Very important notice: never leave your baby unattended during the bathing process. Babies and children can drown even in very shallow water. Also never leave siblings or other older children to supervise while you’re gone. If you suddenly have to immediately attend to another thing, make sure to first take your baby out of the bath.
Drying Your Baby after Bathing
Properly drying your baby after a bath is almost as important as the bath itself. The baby’s skin needs to be properly dried, especially in areas where creases are formed, in order to prevent fungal infections and other irritations that may occur in moist and dark spots of their body.

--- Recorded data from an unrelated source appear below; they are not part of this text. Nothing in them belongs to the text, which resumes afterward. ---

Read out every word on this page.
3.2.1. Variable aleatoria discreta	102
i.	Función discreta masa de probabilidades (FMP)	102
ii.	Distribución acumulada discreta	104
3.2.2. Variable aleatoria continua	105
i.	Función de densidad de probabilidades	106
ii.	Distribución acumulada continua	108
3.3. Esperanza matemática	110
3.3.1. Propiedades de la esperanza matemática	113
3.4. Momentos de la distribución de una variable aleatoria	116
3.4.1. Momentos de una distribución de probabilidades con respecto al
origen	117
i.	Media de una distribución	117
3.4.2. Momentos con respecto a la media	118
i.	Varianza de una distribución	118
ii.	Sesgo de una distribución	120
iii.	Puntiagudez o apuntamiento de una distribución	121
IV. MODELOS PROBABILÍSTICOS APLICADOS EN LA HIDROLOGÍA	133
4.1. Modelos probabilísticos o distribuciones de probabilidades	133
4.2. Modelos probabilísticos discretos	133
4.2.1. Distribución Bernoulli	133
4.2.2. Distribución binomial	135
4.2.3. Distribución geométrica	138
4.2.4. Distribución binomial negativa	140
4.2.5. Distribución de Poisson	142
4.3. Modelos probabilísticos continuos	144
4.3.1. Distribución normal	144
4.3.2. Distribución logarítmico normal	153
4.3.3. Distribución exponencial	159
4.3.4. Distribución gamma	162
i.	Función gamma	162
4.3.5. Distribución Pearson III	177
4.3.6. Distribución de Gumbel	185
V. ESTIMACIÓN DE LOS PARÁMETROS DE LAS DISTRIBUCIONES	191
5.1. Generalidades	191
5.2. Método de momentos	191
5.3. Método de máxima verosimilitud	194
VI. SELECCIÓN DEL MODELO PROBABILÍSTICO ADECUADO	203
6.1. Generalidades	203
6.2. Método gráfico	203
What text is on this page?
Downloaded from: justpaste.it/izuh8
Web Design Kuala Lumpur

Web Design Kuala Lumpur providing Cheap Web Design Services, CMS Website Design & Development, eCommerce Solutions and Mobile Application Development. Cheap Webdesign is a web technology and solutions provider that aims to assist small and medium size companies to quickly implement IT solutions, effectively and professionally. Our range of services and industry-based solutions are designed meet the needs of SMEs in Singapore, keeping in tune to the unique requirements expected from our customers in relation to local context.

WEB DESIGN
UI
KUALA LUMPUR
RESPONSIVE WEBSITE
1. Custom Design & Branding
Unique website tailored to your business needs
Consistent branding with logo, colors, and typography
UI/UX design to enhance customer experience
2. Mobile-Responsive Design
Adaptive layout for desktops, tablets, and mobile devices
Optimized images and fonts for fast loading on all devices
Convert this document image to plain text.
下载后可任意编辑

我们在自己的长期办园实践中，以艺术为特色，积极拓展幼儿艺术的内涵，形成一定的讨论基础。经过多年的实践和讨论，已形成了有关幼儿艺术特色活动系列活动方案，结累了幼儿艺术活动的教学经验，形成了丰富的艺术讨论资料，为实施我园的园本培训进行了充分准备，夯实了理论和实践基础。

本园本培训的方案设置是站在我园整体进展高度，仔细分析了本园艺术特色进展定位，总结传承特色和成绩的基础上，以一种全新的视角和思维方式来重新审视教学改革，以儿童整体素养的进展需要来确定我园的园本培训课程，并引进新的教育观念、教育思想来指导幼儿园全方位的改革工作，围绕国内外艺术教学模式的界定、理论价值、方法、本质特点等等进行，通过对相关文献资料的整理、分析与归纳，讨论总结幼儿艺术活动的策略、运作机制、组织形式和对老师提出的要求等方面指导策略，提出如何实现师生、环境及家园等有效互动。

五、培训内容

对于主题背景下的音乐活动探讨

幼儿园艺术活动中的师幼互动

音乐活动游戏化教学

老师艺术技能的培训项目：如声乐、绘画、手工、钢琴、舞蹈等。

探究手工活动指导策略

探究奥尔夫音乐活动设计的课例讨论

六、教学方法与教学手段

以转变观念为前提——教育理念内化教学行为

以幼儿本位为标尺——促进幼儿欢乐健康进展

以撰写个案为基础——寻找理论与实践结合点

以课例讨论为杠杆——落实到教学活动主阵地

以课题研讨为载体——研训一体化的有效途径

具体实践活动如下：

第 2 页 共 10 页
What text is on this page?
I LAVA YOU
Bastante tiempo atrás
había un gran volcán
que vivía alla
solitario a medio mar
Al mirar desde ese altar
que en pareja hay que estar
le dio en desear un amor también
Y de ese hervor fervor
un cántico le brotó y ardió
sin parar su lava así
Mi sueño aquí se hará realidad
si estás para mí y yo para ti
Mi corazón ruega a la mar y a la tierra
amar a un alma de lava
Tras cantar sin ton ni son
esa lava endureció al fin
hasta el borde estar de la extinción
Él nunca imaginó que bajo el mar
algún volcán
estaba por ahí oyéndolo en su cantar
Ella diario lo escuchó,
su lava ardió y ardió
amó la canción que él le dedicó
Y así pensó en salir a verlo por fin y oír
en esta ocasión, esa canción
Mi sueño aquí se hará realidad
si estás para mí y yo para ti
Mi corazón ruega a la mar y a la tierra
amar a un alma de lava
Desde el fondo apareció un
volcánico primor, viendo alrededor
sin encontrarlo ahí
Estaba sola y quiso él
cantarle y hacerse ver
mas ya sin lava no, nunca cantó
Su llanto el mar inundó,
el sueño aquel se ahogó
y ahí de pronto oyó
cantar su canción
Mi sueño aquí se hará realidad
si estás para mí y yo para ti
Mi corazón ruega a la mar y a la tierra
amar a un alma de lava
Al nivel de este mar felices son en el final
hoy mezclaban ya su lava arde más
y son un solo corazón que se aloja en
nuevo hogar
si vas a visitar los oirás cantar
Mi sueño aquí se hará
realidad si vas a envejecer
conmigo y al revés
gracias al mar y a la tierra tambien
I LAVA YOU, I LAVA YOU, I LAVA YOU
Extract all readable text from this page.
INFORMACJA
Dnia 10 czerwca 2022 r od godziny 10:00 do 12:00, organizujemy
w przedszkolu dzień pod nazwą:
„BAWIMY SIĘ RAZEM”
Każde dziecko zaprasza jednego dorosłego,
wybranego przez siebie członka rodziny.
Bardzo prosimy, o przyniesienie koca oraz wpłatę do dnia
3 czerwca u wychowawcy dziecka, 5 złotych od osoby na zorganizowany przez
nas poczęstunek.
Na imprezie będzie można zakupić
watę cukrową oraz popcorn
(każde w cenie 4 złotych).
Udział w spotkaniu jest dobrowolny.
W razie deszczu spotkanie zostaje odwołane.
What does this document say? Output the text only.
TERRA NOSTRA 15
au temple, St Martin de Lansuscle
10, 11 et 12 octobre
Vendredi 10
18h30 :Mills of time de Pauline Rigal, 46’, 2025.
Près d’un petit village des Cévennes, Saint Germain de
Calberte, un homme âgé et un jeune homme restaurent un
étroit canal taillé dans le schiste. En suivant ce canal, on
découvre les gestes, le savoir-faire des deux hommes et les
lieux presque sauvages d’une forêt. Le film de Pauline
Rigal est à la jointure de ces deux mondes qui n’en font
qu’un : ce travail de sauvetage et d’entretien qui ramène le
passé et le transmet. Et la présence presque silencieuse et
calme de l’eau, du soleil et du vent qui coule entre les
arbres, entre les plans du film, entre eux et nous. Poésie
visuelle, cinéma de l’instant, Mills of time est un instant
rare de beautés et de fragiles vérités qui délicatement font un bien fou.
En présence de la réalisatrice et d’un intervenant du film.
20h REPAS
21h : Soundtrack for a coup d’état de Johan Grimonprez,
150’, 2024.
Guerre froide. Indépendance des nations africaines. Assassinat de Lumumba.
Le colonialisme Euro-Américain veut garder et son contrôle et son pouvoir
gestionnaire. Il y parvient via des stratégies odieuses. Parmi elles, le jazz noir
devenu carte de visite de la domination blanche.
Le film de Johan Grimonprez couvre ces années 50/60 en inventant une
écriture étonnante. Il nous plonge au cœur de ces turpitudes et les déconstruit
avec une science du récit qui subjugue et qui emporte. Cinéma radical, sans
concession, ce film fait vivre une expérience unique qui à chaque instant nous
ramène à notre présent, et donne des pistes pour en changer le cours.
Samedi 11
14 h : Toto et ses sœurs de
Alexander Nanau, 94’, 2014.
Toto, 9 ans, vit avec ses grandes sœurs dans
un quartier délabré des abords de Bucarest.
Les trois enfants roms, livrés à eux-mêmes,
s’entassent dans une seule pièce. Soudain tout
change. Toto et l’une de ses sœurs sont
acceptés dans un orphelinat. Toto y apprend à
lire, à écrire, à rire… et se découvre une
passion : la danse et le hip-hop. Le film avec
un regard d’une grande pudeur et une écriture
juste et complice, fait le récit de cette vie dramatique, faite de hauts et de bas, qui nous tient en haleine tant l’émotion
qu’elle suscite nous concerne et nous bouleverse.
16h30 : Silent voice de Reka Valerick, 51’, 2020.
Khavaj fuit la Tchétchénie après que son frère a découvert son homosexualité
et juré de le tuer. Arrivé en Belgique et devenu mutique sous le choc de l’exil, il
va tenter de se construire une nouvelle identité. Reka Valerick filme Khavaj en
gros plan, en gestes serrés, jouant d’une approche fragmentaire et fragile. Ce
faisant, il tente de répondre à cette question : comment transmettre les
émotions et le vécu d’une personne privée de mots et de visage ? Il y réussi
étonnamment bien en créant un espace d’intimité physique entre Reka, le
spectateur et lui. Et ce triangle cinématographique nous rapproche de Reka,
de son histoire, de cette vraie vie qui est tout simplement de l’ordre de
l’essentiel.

When you take your baby out of the bath, make sure to follow these steps:
- When you’re finished bathing your baby, support their head and neck and gently lift them out of the bath and place them on their back on a dry, clean and soft towel. Make sure the room is properly warmed so the baby doesn’t feel too cold when it’s taken out of the water.
- Wrap your baby in the towel and pat dry at first. Especially pay attention to skin creases such as the neck and under the chin, behind the ears, the armpits and the groin.
- If your baby’s skin often gets dry after bathing, or if they have diaper rash, it might be a good idea to rub a mild lotion on the sensitive areas, such as zinc, castor oil or white soft paraffin.
- Put a clean diaper on the baby after you’ve properly dried their body and then continue to dress them.
It’s also important to remember that many newborns will probably find the washing part kind of distressing. That’s why sometimes it’s a good idea to calm them down by doing familiar things that you know will be effective. One of the things you can try if you’re not sure how to calm them is placing your hand very gently on their belly before preparing them to take a bath; this is said to make the baby feel safer and more secure during the washing.
Furthermore, if you’ve got one little nugget that just won’t grow to like bathing, you can try and give them the so-called ‘top and tail’ bath one day, while giving them a proper one the next day. In a couple of months, they should be able to take a regular bath without any fuss. Top and tail bath basically means cleaning the main areas of your baby’s body with a washcloth or cotton wool; the good thing about these kinds of baths is that you can do them with your baby still in its clothes.
We know it might seem as if baby-baths involve a whole lot of steps, but we’re sure that you’ll get the hang of it in no time and come to be a professional baby washer. Like everything, baby bathing also takes practice, so take your time and don’t be worried about all the things you have to consider and all the steps you have to take. If you feel overwhelmed at the start, you can always call someone - a friend, partner or another family member - to be around you and assist you in the bathing process.